Max Anders / 21.09.2022

Also auch hier (wie auch allzu oft bei TE) so ne Art propagandistische Generalmobilmachung bei den geschätzten alternativen Medien. Leider kommt auch hier das Atlantiker Gen bei Ihnen durch Herr Heinsohn. Schade. Eine einfache Beleuchtung aus kriegsdemoskopischer Sicht hätte mi gefallen. Die Garnierung mit abwertendem Vokabular und der irrigen Feststellung, daß niemand Rußland mit Krieg bedroht (Wirtschaftskrieg, asymmetrischer Krieg und Destabilierungsmaßnahmen der Nachkriegsordnung und Nachbarn gehören aber mit dazu), machen einen ansonsten ganz brauchbaren Artikel zur Wandzeitungsdekoration.

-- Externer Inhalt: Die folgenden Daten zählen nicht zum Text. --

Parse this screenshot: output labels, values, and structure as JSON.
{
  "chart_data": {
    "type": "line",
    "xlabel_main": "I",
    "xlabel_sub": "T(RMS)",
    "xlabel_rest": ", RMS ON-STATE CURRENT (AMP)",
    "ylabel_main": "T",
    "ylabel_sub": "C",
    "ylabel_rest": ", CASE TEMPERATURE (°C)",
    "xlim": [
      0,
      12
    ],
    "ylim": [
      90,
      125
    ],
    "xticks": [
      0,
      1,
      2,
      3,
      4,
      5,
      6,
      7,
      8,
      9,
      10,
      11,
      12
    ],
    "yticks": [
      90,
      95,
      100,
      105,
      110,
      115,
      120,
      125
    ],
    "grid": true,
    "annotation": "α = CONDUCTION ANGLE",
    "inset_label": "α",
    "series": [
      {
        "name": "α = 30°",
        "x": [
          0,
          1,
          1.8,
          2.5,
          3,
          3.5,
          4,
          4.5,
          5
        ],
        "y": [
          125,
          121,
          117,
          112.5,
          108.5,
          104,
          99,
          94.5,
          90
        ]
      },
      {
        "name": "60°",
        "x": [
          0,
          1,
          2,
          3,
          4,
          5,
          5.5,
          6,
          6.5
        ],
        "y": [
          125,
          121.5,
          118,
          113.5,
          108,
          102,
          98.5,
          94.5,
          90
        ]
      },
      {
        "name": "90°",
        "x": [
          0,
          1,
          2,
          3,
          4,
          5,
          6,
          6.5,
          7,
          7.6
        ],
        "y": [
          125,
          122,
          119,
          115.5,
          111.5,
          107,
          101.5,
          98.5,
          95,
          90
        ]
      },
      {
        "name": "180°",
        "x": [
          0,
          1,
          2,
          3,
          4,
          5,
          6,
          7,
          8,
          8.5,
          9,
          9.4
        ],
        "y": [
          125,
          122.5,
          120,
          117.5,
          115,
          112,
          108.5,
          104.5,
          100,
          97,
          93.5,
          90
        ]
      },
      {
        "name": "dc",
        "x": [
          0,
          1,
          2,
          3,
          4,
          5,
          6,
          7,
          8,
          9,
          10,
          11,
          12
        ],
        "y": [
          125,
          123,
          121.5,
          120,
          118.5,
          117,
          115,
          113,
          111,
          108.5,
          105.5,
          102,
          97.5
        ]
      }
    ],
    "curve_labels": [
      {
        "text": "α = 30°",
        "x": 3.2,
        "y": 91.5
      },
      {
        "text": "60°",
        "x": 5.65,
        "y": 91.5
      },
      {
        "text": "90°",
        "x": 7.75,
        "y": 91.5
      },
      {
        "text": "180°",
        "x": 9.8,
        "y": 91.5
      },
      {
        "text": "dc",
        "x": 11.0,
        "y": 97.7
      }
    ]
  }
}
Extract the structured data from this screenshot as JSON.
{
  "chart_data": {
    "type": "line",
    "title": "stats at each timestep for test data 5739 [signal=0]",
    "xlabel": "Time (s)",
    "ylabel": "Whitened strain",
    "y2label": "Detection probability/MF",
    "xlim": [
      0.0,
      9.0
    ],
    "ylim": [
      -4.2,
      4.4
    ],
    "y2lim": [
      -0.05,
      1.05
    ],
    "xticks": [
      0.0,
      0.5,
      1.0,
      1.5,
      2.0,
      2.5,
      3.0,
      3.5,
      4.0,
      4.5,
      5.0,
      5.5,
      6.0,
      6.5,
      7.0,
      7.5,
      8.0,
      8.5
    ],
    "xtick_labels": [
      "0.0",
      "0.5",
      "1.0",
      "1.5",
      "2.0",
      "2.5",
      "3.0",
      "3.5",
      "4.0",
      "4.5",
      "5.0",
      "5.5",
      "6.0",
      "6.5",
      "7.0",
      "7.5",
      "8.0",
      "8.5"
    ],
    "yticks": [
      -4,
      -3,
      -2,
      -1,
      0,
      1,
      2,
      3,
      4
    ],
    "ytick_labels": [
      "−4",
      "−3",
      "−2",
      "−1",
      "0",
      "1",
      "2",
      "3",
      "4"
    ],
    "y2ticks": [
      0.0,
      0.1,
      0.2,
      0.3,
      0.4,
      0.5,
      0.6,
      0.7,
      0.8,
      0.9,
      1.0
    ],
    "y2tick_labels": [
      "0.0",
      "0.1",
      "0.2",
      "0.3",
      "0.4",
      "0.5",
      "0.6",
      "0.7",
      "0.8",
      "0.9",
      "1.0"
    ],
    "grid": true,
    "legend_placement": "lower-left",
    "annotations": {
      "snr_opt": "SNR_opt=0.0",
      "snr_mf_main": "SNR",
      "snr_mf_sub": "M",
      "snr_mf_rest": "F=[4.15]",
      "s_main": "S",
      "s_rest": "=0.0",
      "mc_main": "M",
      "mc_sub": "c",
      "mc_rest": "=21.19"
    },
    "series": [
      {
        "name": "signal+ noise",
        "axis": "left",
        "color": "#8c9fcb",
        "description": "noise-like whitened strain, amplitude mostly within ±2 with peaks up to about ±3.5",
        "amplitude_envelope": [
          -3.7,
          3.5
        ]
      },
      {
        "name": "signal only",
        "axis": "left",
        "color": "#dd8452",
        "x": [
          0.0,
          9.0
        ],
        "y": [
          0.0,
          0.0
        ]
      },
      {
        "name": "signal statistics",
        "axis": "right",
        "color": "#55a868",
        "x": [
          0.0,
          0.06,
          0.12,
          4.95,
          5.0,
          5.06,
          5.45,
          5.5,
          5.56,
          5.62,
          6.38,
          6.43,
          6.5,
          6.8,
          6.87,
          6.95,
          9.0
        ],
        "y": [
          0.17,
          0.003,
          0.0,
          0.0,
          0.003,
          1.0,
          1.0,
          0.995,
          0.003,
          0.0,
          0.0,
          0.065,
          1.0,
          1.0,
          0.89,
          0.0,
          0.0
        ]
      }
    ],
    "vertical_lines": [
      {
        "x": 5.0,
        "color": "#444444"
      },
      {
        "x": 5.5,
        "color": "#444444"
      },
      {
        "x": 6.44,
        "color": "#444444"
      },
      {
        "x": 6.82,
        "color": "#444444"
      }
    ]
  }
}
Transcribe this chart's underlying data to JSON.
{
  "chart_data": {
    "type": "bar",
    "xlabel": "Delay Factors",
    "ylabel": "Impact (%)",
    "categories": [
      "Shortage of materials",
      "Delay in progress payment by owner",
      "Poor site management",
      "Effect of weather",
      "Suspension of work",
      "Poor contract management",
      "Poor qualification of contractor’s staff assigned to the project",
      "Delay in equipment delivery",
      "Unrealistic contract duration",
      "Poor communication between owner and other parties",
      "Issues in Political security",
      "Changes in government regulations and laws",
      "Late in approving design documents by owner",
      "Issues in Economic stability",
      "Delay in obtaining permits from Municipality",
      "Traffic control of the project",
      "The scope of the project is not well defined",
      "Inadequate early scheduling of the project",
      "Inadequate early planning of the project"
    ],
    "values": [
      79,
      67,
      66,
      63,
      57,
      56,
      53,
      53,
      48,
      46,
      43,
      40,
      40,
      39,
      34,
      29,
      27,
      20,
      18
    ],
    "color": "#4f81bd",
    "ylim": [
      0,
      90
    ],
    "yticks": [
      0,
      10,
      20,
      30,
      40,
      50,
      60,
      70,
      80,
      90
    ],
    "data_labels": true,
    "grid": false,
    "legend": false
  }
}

Manfred Löffert / 21.09.2022

Was soll man von diesem Beitrag halten ? Wenn man darin den Hinweis auf die angeblich 50.000 getöteten russischen Soldaten anklickt, gelangt man auf eine Ukrainische Seite , die, , mit Verlaub gesagt, auch nur Propaganda verbreitet. Nein, dem Verfasser stimme ich nicht zu. Es müssen sofort diplomarische Aktivitäten auch seitens des Westens erfolgen, um einen Waffenstillstand und danach Friedensverhandlungen beginnen zu können. Diese Aufrechnerei und Mutmaßungen über Kampfesmut und Kanpfmoral fführt zu nichts und ist reine Spekulation.

René Günter / 21.09.2022

Vielen Dank für die klaren Worte, auch an die Adresse derjenigen, mit denen man bei anderen Reizthemen wie Migration, Gender, Klima und Corona, oft einer Meinung ist. Beim Thema Ukraine kann es für mich nur eine richtige Sichtweise geben: Putins Russland hat die Ukraine angegriffen und er sagt deutlich, dass es nur das erste Ziel seiner großrussischen Pläne war. Als hätte er das alles nur vom Zaun gebrochen, um den Donbass heim ins Reich zu holen?! Für wie dumm wollen wir uns selbst verkaufen? Und so sehr manche hier auf die Ukrainer herabblicken und sie mit Dreck bewerfen, nur um Putin zu besänftigen, wie stehen wir zu den Polen und Balten? Sind die auch verkommen, sind das auch die “Nazis” von denen Putin spricht und deren Beseitigung auf einmal für viele Rechtsaußen in Deutschland eine Herzensangelegenheit geworden ist?

Gerhard Hotz / 21.09.2022

Die Anzahl Krieger ist in einem modernen Krieg nicht mehr so entscheidend wie früher. Putins Teilmobilisierung bringt vermutlich wenig. Kriege sind heute eine Hightech-Angelegenheit. Es gewinnt die Seite, die die modernsten Waffen und Systeme einsetzen kann und die das Personal zur Verfügung hat, das diese neuen Systeme beherrscht und bedienen kann.

Stephan Braun / 21.09.2022

Sehr geehrter Herr Heinsohn, Ihre Einschätzungen werden sicher auf wenig Gegenliebe hier im Forum stoßen. Gleichwohl bin ich froh, dass die Achse des Guten den illlegalen Angriffskrieg der Russen, als bezeichnet was er ist: EIN VERBRECHEN!